В ожидании самолетов челюскинцы готовили аэродром. Подходящую площадку отыскали в пяти километрах от лагеря. Очистив ее от застругов и наторошенных гряд, полярники перетащили туда покалеченную «амфибию». Бабушкин и механики принялись за ремонт единственного лагерного самолета.
На льдине наступил «строительный сезон». Хитроумные «полярные робинзоны» оборудовали и утеплили палатки; в окна вставили стекла фотопластинок…
Арктика постоянно напоминала о себе. Хотя дрейф, уносивший лагерь на север, приостановился, льдина внезапно треснула. Образовались каналы шириною в несколько метров, и люди едва успели перетащить продовольствие ближе к палаткам. На пути к аэродрому появились полыньи, мороз затягивал их ледяной пленкой.

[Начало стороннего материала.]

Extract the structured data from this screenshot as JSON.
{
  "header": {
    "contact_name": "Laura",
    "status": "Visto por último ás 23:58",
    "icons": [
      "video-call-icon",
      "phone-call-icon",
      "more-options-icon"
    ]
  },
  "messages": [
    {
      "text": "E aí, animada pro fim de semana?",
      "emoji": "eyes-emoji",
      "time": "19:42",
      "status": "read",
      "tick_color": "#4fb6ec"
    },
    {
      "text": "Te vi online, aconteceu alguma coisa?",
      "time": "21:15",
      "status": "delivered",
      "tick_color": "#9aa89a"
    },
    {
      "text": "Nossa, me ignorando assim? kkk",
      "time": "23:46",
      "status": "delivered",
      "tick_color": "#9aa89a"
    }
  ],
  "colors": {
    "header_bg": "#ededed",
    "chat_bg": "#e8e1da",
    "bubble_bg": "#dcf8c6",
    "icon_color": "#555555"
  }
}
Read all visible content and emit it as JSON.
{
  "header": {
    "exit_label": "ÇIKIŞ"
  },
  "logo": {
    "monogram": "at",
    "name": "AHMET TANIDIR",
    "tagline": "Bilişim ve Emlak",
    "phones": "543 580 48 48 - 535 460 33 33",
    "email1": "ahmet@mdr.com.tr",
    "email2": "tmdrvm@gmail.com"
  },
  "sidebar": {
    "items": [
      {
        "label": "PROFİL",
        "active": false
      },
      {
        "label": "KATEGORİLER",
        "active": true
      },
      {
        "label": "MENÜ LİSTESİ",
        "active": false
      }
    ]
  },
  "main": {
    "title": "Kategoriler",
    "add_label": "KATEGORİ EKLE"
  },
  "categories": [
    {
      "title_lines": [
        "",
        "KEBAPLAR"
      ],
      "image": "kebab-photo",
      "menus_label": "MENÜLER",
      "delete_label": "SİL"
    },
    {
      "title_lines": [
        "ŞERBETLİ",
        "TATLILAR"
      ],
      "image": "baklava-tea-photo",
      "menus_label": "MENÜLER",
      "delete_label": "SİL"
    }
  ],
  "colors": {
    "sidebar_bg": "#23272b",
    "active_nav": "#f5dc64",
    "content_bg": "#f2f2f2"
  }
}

Каждая радиограмма из Чукотского моря сообщала новые подробности жизни полярников. Шла четвертая неделя существования ледового лагеря. С горячим интересом и сочувствием страна следила за отважными соотечественниками.

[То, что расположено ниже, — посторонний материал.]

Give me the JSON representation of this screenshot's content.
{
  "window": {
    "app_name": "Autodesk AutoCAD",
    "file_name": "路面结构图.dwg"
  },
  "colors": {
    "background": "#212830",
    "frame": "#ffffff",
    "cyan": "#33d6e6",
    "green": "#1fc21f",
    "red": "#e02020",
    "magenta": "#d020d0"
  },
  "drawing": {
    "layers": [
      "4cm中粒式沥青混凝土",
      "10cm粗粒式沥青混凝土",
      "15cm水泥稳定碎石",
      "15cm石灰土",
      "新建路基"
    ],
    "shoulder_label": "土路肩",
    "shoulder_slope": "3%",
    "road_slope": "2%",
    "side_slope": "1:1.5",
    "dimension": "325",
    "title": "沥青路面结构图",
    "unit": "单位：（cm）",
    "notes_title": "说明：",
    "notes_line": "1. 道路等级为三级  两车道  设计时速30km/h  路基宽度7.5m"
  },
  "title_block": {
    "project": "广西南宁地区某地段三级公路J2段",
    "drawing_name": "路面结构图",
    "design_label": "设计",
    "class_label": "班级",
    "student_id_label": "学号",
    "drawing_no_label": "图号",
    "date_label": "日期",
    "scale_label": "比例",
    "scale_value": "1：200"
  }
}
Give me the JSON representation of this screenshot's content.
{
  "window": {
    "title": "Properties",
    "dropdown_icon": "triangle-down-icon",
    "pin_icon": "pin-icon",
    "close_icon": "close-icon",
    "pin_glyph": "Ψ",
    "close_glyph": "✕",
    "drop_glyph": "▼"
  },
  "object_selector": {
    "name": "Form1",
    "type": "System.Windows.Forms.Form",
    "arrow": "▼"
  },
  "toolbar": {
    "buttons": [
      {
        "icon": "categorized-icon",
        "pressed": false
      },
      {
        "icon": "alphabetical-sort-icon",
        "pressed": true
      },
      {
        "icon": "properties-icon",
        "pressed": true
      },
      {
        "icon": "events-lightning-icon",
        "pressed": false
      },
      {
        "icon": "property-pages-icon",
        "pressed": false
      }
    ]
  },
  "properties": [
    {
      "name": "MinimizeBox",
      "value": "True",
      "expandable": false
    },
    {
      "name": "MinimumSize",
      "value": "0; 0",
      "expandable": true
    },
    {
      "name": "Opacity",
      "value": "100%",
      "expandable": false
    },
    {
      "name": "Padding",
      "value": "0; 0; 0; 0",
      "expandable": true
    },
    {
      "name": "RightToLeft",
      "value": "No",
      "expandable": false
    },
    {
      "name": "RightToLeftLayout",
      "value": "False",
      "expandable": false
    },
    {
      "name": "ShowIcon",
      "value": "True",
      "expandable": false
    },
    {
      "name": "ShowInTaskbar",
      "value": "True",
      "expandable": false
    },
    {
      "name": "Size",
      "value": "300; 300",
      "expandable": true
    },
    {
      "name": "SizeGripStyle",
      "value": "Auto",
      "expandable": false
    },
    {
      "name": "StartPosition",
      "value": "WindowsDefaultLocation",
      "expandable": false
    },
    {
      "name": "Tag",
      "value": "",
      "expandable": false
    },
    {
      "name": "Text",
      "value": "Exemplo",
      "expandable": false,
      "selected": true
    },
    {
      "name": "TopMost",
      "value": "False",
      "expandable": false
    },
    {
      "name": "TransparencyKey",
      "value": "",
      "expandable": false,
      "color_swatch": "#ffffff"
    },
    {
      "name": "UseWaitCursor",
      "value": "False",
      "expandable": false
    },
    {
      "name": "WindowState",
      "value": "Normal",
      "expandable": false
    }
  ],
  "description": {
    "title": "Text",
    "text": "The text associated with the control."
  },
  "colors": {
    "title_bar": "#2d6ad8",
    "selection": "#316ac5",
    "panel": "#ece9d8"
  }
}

Пятого марта под вечер я, по обыкновению, отправился в Главное управление Северного морского пути. Накануне дежурный синоптик порадовал: «Возможно, завтра на Чукотке будет лётная погода…» Войдя в операционный зал радиобюро, я в первое мгновение не уловил особого возбуждения на лицах радистов.
— Как нынче погода?..
— Ляпидевский вылетел в лагерь! — ответил флегматичный начальник радиобюро с несвойственной ему живостью. — Ждем сообщений из Уэллена.

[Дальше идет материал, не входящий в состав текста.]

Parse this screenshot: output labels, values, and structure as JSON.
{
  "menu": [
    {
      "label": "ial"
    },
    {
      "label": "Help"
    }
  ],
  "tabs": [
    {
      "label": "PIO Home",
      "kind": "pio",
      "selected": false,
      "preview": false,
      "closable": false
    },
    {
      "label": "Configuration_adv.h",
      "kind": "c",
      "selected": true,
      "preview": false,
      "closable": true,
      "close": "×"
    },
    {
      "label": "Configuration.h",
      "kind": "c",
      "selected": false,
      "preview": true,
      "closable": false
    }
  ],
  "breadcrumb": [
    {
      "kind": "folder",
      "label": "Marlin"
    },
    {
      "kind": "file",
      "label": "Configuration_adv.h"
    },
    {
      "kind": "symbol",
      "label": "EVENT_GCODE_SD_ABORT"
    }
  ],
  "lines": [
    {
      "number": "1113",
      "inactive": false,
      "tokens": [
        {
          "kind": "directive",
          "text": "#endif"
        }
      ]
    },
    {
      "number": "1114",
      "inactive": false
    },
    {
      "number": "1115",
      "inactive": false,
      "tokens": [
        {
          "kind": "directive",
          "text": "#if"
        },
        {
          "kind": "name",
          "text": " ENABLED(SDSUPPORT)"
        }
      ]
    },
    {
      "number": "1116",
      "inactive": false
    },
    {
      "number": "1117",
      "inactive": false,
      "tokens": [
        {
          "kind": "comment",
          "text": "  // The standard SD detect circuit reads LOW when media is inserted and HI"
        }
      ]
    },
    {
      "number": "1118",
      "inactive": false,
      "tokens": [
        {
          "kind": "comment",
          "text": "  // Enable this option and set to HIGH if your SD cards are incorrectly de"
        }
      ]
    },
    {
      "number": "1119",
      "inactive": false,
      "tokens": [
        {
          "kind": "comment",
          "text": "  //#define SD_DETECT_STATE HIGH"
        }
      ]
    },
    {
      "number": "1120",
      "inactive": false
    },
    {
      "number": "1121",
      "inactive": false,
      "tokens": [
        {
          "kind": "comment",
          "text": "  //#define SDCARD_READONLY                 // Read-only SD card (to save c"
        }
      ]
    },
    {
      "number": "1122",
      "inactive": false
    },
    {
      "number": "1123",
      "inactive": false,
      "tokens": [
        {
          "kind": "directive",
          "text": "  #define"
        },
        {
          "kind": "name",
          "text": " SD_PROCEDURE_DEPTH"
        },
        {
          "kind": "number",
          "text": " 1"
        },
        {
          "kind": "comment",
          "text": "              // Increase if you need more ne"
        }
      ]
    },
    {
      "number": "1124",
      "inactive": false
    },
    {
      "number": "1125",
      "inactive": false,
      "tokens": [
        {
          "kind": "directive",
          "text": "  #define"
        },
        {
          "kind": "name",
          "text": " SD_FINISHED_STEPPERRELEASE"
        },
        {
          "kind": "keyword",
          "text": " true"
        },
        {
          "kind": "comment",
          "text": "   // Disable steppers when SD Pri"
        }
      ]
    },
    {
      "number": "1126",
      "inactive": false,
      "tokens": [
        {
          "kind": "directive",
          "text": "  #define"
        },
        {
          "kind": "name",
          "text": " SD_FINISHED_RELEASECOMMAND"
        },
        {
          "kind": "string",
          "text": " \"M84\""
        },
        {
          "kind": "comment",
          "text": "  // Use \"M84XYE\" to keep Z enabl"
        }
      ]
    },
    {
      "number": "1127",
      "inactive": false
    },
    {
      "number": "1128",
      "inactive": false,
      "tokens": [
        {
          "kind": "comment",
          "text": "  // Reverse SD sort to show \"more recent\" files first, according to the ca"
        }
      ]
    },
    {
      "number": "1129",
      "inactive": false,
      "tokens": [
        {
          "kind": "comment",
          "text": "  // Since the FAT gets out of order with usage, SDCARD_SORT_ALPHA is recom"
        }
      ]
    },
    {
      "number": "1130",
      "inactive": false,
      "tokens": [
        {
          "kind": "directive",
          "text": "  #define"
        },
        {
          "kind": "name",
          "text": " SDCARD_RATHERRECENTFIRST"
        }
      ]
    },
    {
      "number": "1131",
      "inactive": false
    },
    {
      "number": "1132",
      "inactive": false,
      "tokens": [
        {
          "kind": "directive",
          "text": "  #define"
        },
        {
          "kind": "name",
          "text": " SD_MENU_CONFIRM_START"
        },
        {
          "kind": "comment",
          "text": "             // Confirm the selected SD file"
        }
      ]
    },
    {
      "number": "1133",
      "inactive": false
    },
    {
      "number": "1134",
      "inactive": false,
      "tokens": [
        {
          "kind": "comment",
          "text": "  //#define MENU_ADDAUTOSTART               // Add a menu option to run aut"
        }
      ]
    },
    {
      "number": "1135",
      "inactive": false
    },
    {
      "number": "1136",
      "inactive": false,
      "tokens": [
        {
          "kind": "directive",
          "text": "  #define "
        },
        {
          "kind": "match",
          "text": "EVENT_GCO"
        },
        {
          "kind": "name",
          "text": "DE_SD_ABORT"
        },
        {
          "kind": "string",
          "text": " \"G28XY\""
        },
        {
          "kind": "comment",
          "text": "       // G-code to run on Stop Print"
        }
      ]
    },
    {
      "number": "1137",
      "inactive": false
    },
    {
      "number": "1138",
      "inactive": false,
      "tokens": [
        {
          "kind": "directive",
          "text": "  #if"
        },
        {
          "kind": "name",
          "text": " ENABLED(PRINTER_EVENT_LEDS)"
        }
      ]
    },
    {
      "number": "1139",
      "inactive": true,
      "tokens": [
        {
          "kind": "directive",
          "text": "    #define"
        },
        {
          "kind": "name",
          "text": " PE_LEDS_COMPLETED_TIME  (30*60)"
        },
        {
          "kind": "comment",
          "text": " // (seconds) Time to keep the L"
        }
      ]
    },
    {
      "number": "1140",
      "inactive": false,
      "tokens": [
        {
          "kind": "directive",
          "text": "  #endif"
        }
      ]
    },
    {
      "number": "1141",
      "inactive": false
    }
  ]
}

Вскоре мы узнали подробности. В тот день над Уэлленом выглянуло солнце. Стоял сорокаградусный мороз. Кренкель передал на материк свои координаты: 68 градусов 22 минуты северной широты, 173 градуса 10 минут восточной долготы… Двухмоторный «АНТ-4» шел над необъятными полями наторошенных льдов, сверкавших мириадами искр. Истекал второй час полета, когда на снежной белизне появились какие-то пятна и черточки, не похожие на трещину или разводье. Ляпидевский пригляделся. «Да это палатки!.. Вот и аэродром, «амфибия» Бабушкина…» Три небольших фигурки торопливо расстилали посадочный знак Т. Виднелась группа людей, перебирающихся через трещину. «Пассажиры?.. Площадка чертовски мала, но выбора нет — надо садиться!..»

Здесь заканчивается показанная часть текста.